Callie, Finn und Jasper sind anfangs noch nette Teilzeitnerds, die in ihrer etwas konstruiert wirkenden, trotzdem aber sympathischen Wohngemeinschaft vom Film als Personen eingeführt werden, die mit ihren Träumen und Angewohnheiten recht nah am Klischee, deswegen aber nicht unsympathisch sind. Ebenso wie die Geschichte geht das lange Zeit gut. Und über die Hälfte der Laufzeit ist Time Lapse ein in gutem Sinne sehr unangenehmer Film.
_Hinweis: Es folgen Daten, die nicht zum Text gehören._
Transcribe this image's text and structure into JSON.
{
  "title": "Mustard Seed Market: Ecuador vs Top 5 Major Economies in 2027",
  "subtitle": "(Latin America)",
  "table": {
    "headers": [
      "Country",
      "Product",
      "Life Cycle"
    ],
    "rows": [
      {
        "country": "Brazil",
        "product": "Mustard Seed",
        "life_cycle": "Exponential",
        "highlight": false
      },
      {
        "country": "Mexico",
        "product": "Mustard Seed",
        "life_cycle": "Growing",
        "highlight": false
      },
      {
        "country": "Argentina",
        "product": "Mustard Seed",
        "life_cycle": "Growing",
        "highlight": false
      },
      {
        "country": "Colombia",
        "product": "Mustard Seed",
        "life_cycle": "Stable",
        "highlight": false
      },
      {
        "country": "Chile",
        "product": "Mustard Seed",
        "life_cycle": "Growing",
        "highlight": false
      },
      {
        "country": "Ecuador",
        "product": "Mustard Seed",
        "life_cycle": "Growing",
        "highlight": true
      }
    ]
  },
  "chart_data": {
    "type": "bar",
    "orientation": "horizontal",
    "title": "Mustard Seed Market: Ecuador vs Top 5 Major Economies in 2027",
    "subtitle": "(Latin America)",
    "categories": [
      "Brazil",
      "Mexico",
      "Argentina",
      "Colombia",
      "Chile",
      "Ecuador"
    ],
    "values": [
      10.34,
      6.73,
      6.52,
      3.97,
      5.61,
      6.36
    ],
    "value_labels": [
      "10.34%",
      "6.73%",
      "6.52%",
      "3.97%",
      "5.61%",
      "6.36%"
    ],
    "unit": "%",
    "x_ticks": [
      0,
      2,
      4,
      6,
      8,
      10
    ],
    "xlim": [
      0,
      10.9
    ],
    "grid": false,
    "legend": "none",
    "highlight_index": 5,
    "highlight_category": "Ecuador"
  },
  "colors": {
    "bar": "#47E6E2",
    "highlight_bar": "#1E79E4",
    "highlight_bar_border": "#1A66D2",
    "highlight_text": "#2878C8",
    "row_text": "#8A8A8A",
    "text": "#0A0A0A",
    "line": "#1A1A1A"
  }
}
Und während man die Figuren offenen Auges gen Katastrophe gehen sieht, sieht man auch gerne über kleinere Schwächen in Drehbuch und Regie hinweg – und ebenso über die zu hölzerne Charakterentwicklung.
Letzteres fällt nach der Halbzeit dann aber verstärkt ins Gewicht. Figuren verhalten sich teilweise etwas arg unnachvollziehbar bis irrational und gerade die Wandlung eines bestimmten Charakters hin zum völligen Wahn ist deutlich zu überzeichnet, während die anderen beiden dieser Wendung unerklärlich gelassen beiwohnen. Unstimmig ist auch die Filmarchitektur. Die geheimnisvolle Kamera im Fenster auf der anderen Seite ist problemlos zu erkennen und die zahlreichen intimen Handlungen im Wohnzimmer würde niemand vollziehen, der ein ähnliches Riesenfenster direkt zur gaffenden Welt hat.
Deutlich schwerer ins Gewicht fällt aber die Tatsache, dass sich Time Laps am Ende als ein nicht sonderlich geschickter Schwindel herausstellt. Fast alle Punkte, die anfangs noch offen und ungeklärt sind und damit die Neugierde befeuern, werden nicht befriedigend aufgelöst, sondern am Ende stattdessen einfach faul als Plotwerkzeug gebraucht, um die Geschichte schlüssig zum Ende zu bringen. Vermeintliche Kernmysterien verkommen damit zu einer langen Nase, die der Film dem Zuschauer dreht. Hier warten keine spannenden Antworten und Wendungen, sondern nur faules Gleitmittel für eine noch faulere Geschichte.
Nachträglich bekommt die kammerspielartige Sci-Fi-Story dadurch einen leicht faden Beigeschmack. Denn aus dem tollen Versprechen, eine gänzlich neue, quasi umgekehrte Idee für das Zeitreisefeld anzuwenden, sitzt man einer netten Flunkerei auf, die etwas interessanter klingt als sie es schlussendlich ist.
Fazit
Die letzten Zeilen klingen vernichtend „Flunkerei, die etwas interessanter klingt als sie es schlussendlich ist“. Der Punkt ist, dass die Idee hinter Time Lapse ziemlich verheißungsvoll ist. Dass im Schlusspart verstärkt offenbart wird, dass Bradley D. Kings Film ein paar Krücken zu viel braucht, um aus dem selbstgegrabenen Loch wieder herauszukommen, ist sehr schade. Umgekehrt macht es den Film aber auch nicht schlecht oder langweilig. Das Gefühl des Unangenehmen ist sorgt für eine intensive Seherfahrung, das Design der „Zeitreisemaschine“ für Atmosphäre und die interessante Prämisse funktioniert auch mit großen Abzügen immer noch gut genug, um die in den Film gesteckte Zeit keinesfalls als vergeudet bewerten zu müssen.